Overall I was pretty impressed at how easy the upgrade process was.

If you've never used Ubuntu (or Kubuntu) then when you finally do check it out you'll see something that might look vaguely familiar if you've already used Vista. Ubuntu has had the equivelent of Vista's User Access Control (UAC) in place for quite some time. You'll see it in action immediately anytime you try to take an action that requires elevated (root level) access. For example, if you try to modify network settings, add new users to the system, or use Adept Manager to manage the installed software. In such cases (and many others) Ubuntu pops up a little box that asks you to enter your password before allowing such action to take place.

It's basically the "sudo" command that handles that authentication. The "root" account is locked in Ubuntu, which means that you can't login as root or use the familiar "su" command. So in place of that Ubuntu uses the "sudo" command to let the user gain elevated privileges when necessary, if the user has permission to gain such privileges.

Sudo checks to make sure the user has the rights to perform whatever action they're trying to take, so that keeps the system safer against unwanted changes. It's nothing new in the world of Linux, and it's good to see Vista taking a similar approach.

If you use Ubuntu and you want to grant a user the right to use "sudo" then you can do that easily by checking the "Execute system administration tasks" box on the user's permission page in the Users and Groups tool, which is found in the System Settings tool on the system navigation menu.

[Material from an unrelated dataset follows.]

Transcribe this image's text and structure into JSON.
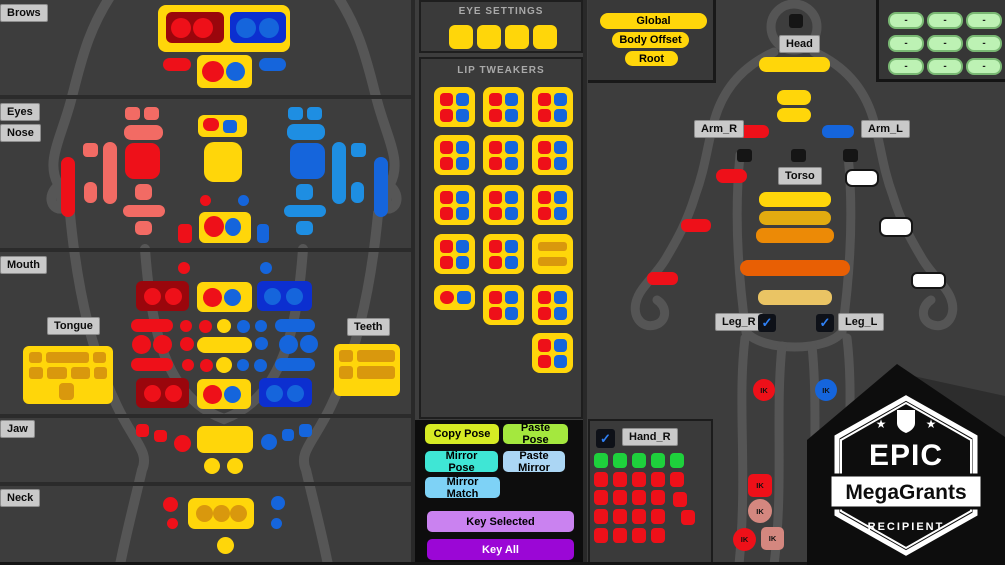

System Settings is the equivalent of Windows Control Panel.

Dell announced that they will being offering Ubuntu as an option on new systems. So far Linux hasn't made a gigantic dent in the desktop market and as far as everyday consumers go (e.g. not enterprises and SMBs) I think that has a lot to do with awareness. Not many average computer users have ever heard of Linux, much less even considered using it. So having mainstream vendors like Dell make it avaiable is going to raise at least some level of awareness across the board.

Futhermore, when people actually try a really good Linux desktop like Ubuntu they will most likely be impressed and wonder about using it. Knowing that it's free makes it an even more attractive option. So the question will then turn to whether the potential user can run their favorite applications - or in other words, will they lose any functionality. The answer of course varies depending on what applications they do need to either keep or replace.

If you want to keep your Windows applications and use them on Linux then that might be possible. Many Windows apps will run just fine using the free open source Wine subsystem (which emulates a Windows environment) or a commercial variety of Wine. Some others might not. There's even a relatively new twist in the Wine-like world made especially for games. Transgaming recently released Cedega 6.0 that makes running PC-based games on Linux relatively simple. I'm not a gamer so I don't give the faintest hoot about Cedega, but I know a lot of you love to play games, so there's the answer to your "I can't use Linux because I'm addicted to PC games" problem :-)

As for other major apps, there's OpenOffice which is the Linux equivelant to Micrsoft Office, Firefox or Konquerer Web browser, Thunderbird for email, and the list goes on and on. The best part? Most all of it (with some exceptions) is free. Support is what might cost everyday computer users money. That can be minimized by learning how to search (and ask) for help online before resorting to paying for it.

Me, I'm sticking with Windows as my primary desktop. But I will definitely keep a few Linux systems around because I have a feeling that it's going to become more and more popular as time goes on, and besides, my favorite "game" is goofing around with operating systems, server platforms, and Web services. The fun never ends with that stuff.